READ: Meta invests $14.3 billion in Scale AI, brings CEO Alexandr Wang onboard (June 13, 2025)
The earnings announcement followed a blog post and video shared earlier in the day by CEO Mark Zuckerberg, where he outlined Meta’s long-term vision for AI. Emphasizing accessibility and personal empowerment, Zuckerberg said he wants individuals to have their own AI “superintelligence” to boost productivity and free up time for “more time creating and connecting.”
Speaking to analysts on Wednesday evening, Meta emphasized its strong financial footing, saying, “Our business continues to perform very well, which enables us to invest heavily in our AI efforts,” according to CNN.
Meta has been aggressively investing in its AI ambitions, both by poaching top talent from competitors like OpenAI, Google, and Apple, and by pouring massive sums into building out advanced data centers for AI workloads.
READ: Meta’s plan to poach OpenAI employees with $100 million packages (June 18, 2025)
In a recent update, CEO Mark Zuckerberg announced that Shengjia Zhao, a key contributor to ChatGPT whom Meta recently recruited from OpenAI will serve as chief scientist of its newly formed Meta Superintelligence Labs.

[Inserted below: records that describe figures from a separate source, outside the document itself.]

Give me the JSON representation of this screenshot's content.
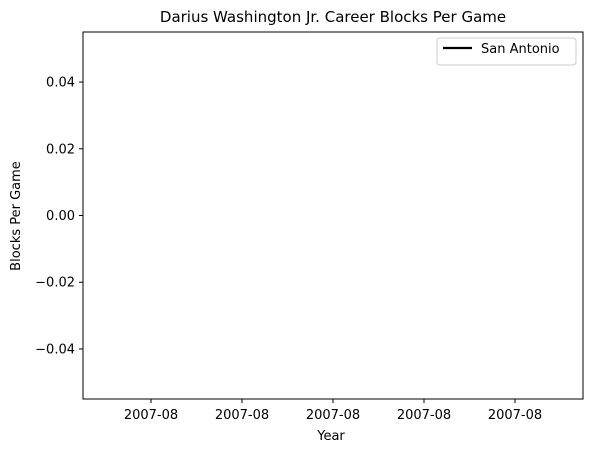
{
  "chart_data": {
    "type": "line",
    "title": "Darius Washington Jr. Career Blocks Per Game",
    "xlabel": "Year",
    "ylabel": "Blocks Per Game",
    "x_tick_labels": [
      "2007-08",
      "2007-08",
      "2007-08",
      "2007-08",
      "2007-08"
    ],
    "y_ticks": [
      0.04,
      0.02,
      0.0,
      -0.02,
      -0.04
    ],
    "y_tick_labels": [
      "0.04",
      "0.02",
      "0.00",
      "−0.02",
      "−0.04"
    ],
    "ylim": [
      -0.055,
      0.055
    ],
    "grid": false,
    "legend_position": "top-right",
    "series": [
      {
        "name": "San Antonio",
        "color": "#000000",
        "x": [
          "2007-08"
        ],
        "y": [
          0
        ]
      }
    ]
  }
}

The formation of Meta’s Superintelligence Labs is already drawing significant attention, not just from the tech world, but also from investors who see long-term potential in the company’s bold push into next-generation AI. By securing high-profile talent and committing massive resources to infrastructure, Meta is signaling that it intends to be at the forefront of the next major shift in artificial intelligence. This has sparked growing interest among stakeholders who believe that advanced AI systems will play a central role in reshaping industries, and they are betting that Meta’s early moves could translate into major financial returns down the line.